Thirteen of the 15 isolates, including two from the same patient (patient 8; Table 3), were highly susceptible to fluconazole (MICs, ≤0.5 μg/ml) (Table 1). Interestingly, although the first of the three isolates recovered from the other patient (patient 5; Table 2) with multiple isolates was highly susceptible to fluconazole (MIC, <0.125 μg/ml), the MICs for the remaining two isolates obtained 3 months later, 1 week apart, were higher, and both isolates were dose-dependent susceptible (MIC, 16.0 μg/ml). The patient's chart indicated prior fluconazole therapy. This observation supports the in vitro development of resistance seen in C. dubliniensis isolates following exposure to fluconazole, as reported by Moran et al. (15, 16). This is also supported by strain typing data with electrophoretic karyotyping. Isolates from the two patients with multiple isolates had two EK patterns, each pattern identical for all isolates from the same patient and not found in other patients, demonstrating strain stability among isolates from the same patient.

The 15 isolates came from a variety of body sites; however, the majority were recovered from oral or respiratory sources and none were recovered from blood or deep tissue. In addition, none of the patients had clinical evidence of infection, indicating that the 12 patients were most likely colonized, although infections have been documented by other studies.

C. dubliniensis has been most frequently implicated in cases of recurrent mucosal candidosis in HIV-infected individuals and most recently in an unusual form of linear gingival erythematous candidosis (3, 24–27, 30). The role of C. dubliniensis, however, is not limited to oral candidosis. In 1999, a report by Meis et al. (12) described three cases of candidemia due to C. dubliniensis in HIV-negative patients with chemotherapy-induced immunosuppression. Although these cases constitute the first documented evidence of systemic involvement by C. dubliniensis, prior cases of candidemia may have been mistakingly attributed to C. albicans, the result of the close phenotypic resemblance between these two species. This is well illustrated by a recent survey by Odds et al. (18) that examined the prevalence of C. dubliniensis among a large stock collection of yeast isolates originally identified as C. albicans, dating back to the early 1970s. Among the 2,589 yeast isolates examined in that survey, 52 isolates were reidentified as C. dubliniensis. These findings show that C. dubliniensis isolates from clinical material predate the AIDS epidemic and that this species has been isolated in the past from HIV-negative subjects.

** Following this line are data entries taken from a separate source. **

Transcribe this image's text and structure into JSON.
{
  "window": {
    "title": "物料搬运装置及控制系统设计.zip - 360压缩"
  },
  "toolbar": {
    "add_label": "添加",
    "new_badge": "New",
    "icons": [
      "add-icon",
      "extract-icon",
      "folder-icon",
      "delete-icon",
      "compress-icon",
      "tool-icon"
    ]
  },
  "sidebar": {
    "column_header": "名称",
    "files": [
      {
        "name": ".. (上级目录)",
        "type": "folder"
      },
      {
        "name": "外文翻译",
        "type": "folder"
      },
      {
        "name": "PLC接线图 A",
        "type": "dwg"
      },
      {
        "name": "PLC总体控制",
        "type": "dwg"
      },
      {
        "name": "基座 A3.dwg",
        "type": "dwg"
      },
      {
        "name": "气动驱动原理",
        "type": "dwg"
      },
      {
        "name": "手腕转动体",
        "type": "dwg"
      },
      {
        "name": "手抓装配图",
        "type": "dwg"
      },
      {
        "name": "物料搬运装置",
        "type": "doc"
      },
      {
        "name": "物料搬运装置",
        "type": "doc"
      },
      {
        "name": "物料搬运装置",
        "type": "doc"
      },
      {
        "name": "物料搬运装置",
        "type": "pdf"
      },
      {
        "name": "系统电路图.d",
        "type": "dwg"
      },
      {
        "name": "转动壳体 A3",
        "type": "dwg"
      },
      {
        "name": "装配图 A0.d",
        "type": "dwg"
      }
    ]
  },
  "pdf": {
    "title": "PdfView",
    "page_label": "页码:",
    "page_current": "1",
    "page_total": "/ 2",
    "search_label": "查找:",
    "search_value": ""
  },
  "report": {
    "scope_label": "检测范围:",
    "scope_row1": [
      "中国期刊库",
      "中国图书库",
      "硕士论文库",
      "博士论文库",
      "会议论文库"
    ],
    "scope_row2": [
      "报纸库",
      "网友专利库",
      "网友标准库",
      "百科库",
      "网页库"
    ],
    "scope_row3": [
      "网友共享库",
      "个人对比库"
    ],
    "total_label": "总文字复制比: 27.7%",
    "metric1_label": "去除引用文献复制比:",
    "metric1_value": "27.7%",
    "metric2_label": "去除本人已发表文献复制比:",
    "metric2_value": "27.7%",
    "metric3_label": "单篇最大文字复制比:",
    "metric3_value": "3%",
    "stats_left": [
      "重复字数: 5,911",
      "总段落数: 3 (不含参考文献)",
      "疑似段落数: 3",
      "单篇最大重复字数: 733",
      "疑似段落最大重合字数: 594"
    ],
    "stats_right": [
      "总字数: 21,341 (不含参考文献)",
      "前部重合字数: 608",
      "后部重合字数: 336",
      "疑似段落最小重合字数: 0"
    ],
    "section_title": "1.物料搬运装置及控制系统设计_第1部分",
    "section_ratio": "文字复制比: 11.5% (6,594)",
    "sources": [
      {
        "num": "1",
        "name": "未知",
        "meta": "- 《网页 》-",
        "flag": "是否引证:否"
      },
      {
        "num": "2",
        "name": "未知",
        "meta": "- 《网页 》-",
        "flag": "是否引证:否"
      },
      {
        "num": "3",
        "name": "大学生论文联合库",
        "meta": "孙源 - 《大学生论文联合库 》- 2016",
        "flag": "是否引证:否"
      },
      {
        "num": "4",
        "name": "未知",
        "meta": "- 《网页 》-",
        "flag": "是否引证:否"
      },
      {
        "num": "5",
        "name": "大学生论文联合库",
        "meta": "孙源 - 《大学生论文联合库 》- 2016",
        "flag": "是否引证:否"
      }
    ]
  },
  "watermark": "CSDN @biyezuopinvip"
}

In a clinical review of six cases of C. dubliniensis in HIV-positive patients, Meiller et al. (11) associated C. dubliniensis with AIDS progression, as demonstrated by high viral loads. Most recently, 11 C. dubliniensis isolates were recovered from 11 HIV-negative hospitalized patients, confirming the association of this species with colonization and infection in populations other than the HIV infected (21).

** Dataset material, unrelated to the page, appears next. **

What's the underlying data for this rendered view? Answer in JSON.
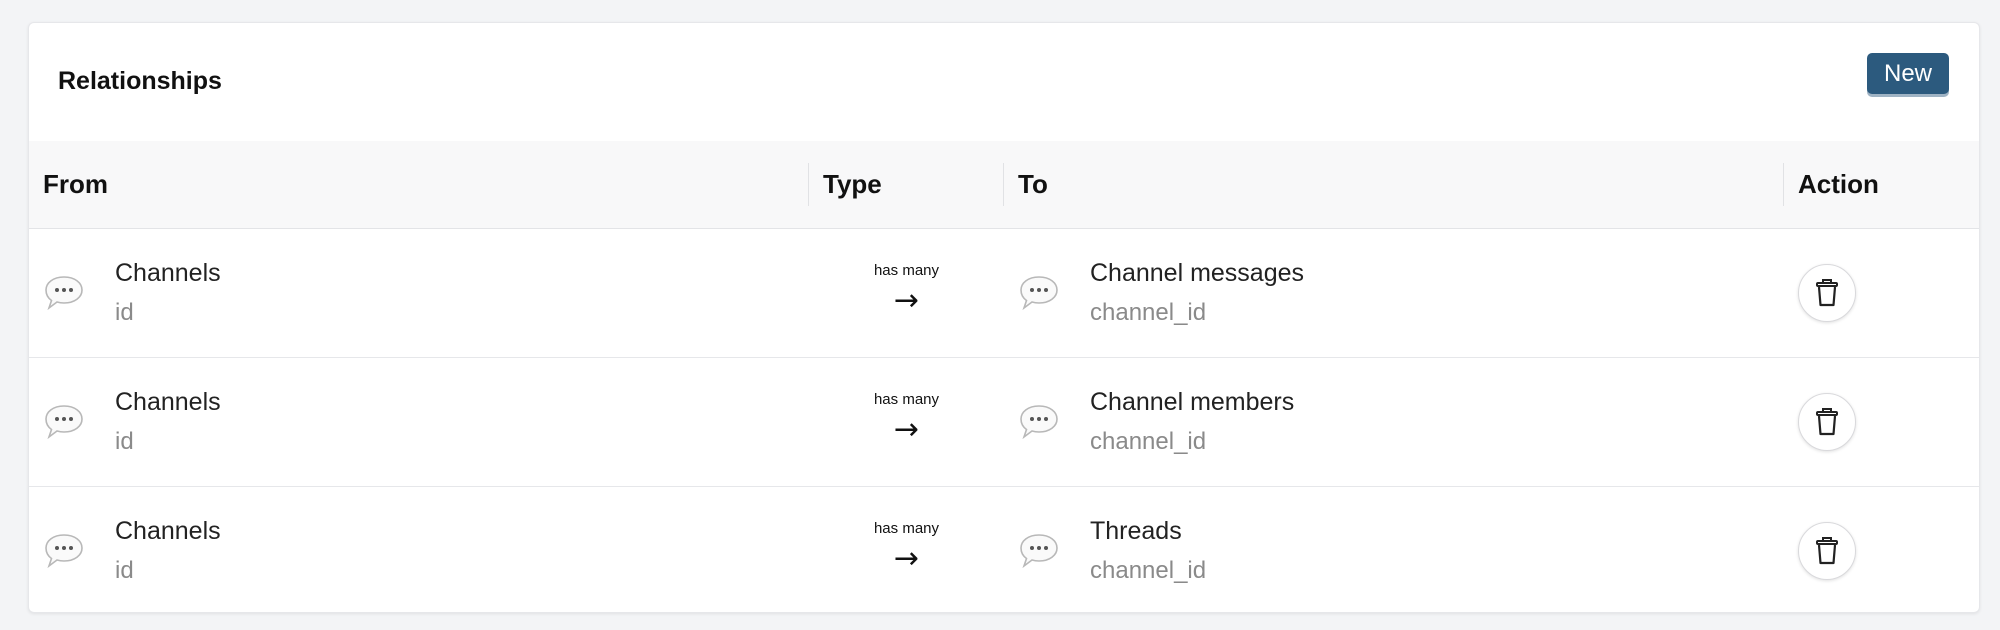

Despite the close phenotypic resemblance between C. dubliniensis and C. albicans, discriminating between these two species in the clinical laboratory should no longer be a difficult task due to the availability of simple and rapid tests that provide reliable identification of C. dubliniensis.

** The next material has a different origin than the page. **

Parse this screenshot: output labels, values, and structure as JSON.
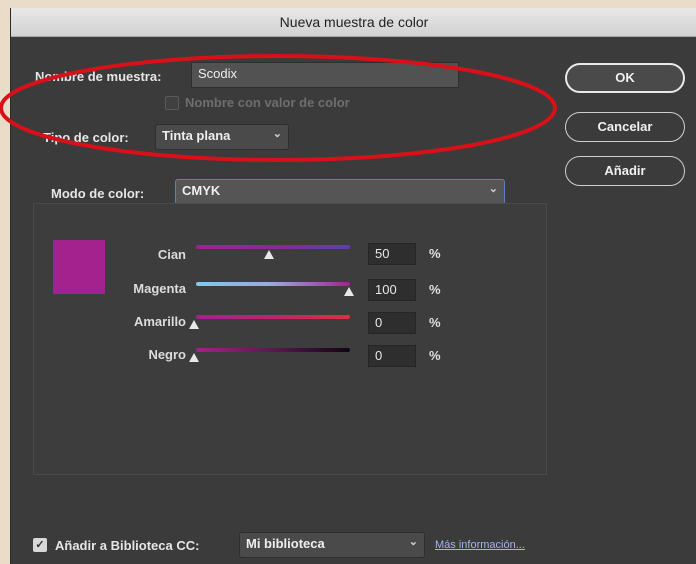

As the immunocompromised population continues to grow in numbers, choice of proper medical management and adequate therapy becomes all the more paramount. The recognition of C. dubliniensis is necessary not only for therapeutic purposes, but also as a means to determine the incidence and prevalence of this species among the various susceptible populations, as well as to determine its role in disease, especially in invasive and systemic infections.